Gariptir ki beyaz düz tavan ve duvarlar, bu tür yansımaları sağlayabiliyor. Böyle bir durumda kumandayı tavana doğrulttuğumuzda sinyal, tavandan sekip yine cihazın sensörüne ulaşabiliyor. Yani bazen, tavana tutulan kumandanın sinyali algılaması da bu yüzden.
Bazı kumandalar da kızılötesi yerine radyo frekansı ile çalışıyor. Bu sistem, radyo dalgaları sayesinde sinyali iletiyor. Radyo dalgalarına geldiğimizde onlar, ışık gibi doğrusal hareket etmek zorunda değiller; duvarlardan, mobilyalardan geçebiliyor ve çok daha geniş bir alana yayılabiliyorlar. Bundan dolayı RF kumandalarda yön, pek de önemli değil.

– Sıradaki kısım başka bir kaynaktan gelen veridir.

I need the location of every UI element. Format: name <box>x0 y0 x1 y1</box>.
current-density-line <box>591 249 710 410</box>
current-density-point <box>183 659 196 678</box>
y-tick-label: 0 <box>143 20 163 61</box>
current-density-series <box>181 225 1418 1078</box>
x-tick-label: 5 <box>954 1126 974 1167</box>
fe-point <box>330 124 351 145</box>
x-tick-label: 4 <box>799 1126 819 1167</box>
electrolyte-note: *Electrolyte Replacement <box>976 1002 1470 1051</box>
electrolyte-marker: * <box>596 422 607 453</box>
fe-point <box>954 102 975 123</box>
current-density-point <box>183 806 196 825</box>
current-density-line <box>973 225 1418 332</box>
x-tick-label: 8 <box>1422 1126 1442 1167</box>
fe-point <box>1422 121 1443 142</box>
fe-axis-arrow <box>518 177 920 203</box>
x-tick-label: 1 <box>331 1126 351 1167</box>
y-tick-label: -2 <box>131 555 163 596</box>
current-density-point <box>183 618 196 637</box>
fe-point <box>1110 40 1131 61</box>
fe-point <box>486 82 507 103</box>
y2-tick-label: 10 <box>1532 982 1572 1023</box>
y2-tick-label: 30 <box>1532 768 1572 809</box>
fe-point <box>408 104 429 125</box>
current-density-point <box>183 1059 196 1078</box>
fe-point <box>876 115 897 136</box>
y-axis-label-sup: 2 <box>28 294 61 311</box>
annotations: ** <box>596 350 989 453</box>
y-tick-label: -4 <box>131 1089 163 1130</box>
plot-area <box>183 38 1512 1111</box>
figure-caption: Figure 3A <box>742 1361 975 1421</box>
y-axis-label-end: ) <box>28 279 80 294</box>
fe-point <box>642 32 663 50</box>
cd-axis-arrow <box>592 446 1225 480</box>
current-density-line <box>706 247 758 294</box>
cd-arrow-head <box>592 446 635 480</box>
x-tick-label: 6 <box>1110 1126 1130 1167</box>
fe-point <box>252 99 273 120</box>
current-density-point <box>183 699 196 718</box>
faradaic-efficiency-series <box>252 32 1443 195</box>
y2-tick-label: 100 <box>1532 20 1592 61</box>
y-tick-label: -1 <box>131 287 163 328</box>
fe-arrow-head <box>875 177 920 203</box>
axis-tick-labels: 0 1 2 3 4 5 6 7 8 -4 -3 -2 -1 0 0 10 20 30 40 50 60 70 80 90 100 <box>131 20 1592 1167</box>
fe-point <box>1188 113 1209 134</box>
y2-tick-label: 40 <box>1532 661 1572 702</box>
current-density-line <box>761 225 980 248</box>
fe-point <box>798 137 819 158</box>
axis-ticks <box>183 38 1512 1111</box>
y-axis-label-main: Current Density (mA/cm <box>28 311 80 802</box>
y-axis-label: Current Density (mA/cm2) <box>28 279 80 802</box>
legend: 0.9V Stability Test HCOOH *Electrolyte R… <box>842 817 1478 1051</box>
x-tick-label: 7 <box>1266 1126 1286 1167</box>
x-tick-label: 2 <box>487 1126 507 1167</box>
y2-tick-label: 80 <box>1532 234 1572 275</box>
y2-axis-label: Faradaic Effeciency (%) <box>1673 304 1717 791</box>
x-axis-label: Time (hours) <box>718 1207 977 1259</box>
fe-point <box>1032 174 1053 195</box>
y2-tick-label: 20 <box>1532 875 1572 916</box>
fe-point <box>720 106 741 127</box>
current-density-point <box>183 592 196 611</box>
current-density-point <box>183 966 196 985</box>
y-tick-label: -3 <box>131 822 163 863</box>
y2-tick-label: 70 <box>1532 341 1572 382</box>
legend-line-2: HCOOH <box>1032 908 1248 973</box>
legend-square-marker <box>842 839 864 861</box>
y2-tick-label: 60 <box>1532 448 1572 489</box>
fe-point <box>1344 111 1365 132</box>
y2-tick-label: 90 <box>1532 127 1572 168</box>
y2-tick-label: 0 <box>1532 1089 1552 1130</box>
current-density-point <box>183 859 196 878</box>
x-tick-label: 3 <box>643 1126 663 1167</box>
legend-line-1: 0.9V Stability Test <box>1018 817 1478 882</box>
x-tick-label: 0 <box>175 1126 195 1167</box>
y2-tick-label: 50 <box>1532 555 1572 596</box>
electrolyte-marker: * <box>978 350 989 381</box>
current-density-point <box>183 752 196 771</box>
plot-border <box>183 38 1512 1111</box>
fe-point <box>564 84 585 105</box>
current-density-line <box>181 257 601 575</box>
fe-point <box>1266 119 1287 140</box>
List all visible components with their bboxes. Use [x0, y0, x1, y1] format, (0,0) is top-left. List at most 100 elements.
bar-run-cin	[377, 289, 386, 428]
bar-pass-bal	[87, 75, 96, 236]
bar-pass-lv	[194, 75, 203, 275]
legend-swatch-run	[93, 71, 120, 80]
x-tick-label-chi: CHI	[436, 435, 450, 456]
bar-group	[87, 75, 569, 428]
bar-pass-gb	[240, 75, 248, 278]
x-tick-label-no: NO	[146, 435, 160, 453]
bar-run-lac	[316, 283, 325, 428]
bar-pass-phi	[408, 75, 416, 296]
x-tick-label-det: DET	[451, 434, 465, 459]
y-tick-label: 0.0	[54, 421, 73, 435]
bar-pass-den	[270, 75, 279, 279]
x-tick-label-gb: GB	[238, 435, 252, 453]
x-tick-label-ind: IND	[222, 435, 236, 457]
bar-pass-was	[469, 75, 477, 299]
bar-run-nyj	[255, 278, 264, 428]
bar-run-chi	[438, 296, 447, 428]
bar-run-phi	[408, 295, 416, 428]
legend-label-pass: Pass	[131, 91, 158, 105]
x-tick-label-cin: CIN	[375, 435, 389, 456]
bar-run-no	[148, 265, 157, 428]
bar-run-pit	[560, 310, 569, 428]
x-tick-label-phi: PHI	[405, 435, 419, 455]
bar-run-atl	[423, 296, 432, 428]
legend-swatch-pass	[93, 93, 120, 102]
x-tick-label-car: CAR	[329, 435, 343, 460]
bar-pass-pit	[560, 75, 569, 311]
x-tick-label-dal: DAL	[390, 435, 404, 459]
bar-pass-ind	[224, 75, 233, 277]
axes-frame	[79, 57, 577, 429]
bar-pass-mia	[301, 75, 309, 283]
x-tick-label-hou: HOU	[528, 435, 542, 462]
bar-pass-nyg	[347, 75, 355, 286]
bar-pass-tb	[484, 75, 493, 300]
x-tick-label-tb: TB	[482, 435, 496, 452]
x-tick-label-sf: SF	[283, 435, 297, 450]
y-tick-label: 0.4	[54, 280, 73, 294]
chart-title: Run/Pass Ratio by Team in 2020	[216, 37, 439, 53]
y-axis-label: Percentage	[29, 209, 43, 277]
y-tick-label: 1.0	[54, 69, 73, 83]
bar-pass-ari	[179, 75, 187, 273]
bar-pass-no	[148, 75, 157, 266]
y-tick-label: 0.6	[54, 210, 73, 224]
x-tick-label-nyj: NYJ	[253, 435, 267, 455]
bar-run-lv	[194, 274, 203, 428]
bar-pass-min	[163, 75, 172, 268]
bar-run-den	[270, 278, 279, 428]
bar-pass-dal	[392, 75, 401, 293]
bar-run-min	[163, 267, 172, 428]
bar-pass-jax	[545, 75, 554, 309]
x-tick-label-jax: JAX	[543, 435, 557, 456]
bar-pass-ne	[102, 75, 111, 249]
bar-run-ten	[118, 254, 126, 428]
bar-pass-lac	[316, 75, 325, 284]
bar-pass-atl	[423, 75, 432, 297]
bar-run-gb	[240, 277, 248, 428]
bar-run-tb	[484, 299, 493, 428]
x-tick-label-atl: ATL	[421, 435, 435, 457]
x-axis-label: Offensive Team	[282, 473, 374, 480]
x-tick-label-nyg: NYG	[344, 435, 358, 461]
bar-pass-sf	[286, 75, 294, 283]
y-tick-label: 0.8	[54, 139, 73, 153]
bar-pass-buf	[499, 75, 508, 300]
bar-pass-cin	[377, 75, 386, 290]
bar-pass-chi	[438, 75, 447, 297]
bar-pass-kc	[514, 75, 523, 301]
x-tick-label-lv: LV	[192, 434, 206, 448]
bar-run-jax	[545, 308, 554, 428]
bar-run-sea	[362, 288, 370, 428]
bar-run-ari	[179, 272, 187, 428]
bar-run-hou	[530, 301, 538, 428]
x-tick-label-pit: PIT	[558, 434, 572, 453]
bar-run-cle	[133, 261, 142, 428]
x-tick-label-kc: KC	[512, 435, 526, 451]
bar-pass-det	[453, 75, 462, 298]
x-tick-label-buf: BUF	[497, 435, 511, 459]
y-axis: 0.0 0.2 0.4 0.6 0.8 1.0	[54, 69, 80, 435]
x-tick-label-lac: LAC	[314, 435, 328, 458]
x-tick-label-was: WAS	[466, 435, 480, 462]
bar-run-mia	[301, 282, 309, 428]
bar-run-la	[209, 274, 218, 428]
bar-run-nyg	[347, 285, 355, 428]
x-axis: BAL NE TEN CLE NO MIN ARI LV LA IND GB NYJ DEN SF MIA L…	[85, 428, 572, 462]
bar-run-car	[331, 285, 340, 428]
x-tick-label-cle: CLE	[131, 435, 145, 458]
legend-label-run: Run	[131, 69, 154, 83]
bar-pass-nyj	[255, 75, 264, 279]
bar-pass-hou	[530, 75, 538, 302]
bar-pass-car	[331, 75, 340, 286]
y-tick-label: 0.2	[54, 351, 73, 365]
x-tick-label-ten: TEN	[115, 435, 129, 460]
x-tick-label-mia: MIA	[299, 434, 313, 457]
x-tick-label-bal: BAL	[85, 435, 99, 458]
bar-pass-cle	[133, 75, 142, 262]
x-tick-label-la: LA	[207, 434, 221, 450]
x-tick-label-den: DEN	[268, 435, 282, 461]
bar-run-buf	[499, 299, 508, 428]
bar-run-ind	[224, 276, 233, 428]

Bluetooth ve Wi-Fi gibi kablosuz bağlantı kullanan kumandalar da var.
Bu kumandalar, özellikle akıllı televizyonlarda ve sesle çalışan sistemlerde karşımıza çıkıyor. Bluetooth da yön bağımsız çalıştığı için kumandanın nereye tutulduğunun bir önemi yok.
Kumandanın hangi yönü gösterdiğinde işe yarayıp yaramadığı, onun sinyali nasıl ilettiğiyle doğrudan bağlantılı. Eğer kumanda, kızılötesi kullanıyorsa tuttuğumuz yön önemliyken diğer teknolojilerde kumandanın açısı, pek de önemli değil.